50.00 mL of 1.0 M HCl and 50.00 mL of 1.0 M NaOH are mixed. The temperature is observed to increase by 10.0 degrees C. How much energy (in J) was absorbed by the calorimeter? Assume a density of the reaction mixture of 1 g/mL. Specific heat of the solution is 5.00 J/g/degree C. The calorimeter constant is 10.0 J/degree C.
The energy absorbed by the calorimeter itself is constant x delta T = 10 x 10.
The energy absorbed by the calorimeter AND the contents is
[mass soln x specific heat soln x delta T] + [Ccal x delta T}= ??
To calculate the energy absorbed by the calorimeter, we need to determine the heat transferred during the reaction. The heat transferred can be calculated using the formula:
q = m * c * ΔT
Where:
q - heat transferred
m - mass of the solution
c - specific heat of the solution
ΔT - change in temperature
First, we need to determine the mass of the solution. Since the density of the reaction mixture is given as 1 g/mL and the total volume of the solution is 100.00 mL, the mass can be calculated as:
mass = volume * density
mass = 100.00 mL * 1 g/mL
mass = 100.00 g
Now, we can calculate the heat transferred using the formula. The specific heat of the solution is given as 5.00 J/g/degree C, and the change in temperature is given as 10.0 degrees C. Therefore:
q = 100.00 g * 5.00 J/g/degree C * 10.0 degrees C
q = 5000 J
The heat transferred, q, is equal to the energy absorbed by the calorimeter.
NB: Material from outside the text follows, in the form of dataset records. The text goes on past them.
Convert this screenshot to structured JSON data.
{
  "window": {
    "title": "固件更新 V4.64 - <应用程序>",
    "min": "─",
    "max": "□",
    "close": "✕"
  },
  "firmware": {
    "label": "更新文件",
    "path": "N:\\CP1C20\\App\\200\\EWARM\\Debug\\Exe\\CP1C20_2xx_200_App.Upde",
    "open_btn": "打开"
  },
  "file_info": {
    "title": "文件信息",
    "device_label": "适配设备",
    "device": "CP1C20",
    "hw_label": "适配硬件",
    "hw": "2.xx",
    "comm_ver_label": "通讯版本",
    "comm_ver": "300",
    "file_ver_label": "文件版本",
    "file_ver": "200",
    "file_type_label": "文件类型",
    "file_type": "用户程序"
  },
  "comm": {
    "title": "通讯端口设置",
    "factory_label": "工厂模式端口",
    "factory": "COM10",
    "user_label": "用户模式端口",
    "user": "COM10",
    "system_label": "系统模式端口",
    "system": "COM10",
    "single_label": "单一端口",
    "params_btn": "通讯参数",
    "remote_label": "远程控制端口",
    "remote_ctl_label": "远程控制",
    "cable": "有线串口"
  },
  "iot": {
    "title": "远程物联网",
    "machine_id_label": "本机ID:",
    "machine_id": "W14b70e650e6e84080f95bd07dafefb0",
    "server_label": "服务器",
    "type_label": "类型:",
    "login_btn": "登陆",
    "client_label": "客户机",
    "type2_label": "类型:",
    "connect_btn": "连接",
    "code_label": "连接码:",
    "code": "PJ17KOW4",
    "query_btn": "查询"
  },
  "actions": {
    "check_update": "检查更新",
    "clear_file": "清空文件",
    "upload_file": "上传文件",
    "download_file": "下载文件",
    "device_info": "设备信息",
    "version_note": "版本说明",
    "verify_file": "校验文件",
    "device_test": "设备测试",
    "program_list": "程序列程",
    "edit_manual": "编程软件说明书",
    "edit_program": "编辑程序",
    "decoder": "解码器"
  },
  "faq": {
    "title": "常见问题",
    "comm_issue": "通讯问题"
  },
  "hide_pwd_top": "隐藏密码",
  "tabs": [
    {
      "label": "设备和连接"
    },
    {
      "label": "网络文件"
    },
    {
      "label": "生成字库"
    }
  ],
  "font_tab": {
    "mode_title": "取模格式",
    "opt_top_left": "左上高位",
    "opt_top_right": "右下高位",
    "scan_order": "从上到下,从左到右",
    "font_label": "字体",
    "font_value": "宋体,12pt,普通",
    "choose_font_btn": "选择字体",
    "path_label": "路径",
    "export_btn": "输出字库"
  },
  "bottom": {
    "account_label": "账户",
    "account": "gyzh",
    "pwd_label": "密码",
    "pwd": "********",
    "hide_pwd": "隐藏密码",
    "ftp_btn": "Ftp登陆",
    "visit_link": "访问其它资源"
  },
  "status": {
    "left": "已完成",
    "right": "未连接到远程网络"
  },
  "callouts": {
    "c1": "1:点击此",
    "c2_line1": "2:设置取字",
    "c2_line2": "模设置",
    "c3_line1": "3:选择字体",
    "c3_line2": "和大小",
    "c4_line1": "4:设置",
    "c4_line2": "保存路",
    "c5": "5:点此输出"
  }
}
However, we need to account for the calorimeter constant, which is given as 10.0 J/degree C. Since the temperature change is 10.0 degrees C, the energy absorbed by the calorimeter can be calculated as:
Energy absorbed by the calorimeter = q - (calorimeter constant * ΔT)
Energy absorbed by the calorimeter = 5000 J - (10.0 J/degree C * 10.0 degrees C)
Energy absorbed by the calorimeter = 5000 J - 100 J
Energy absorbed by the calorimeter = 4900 J
Therefore, 4900 J of energy was absorbed by the calorimeter.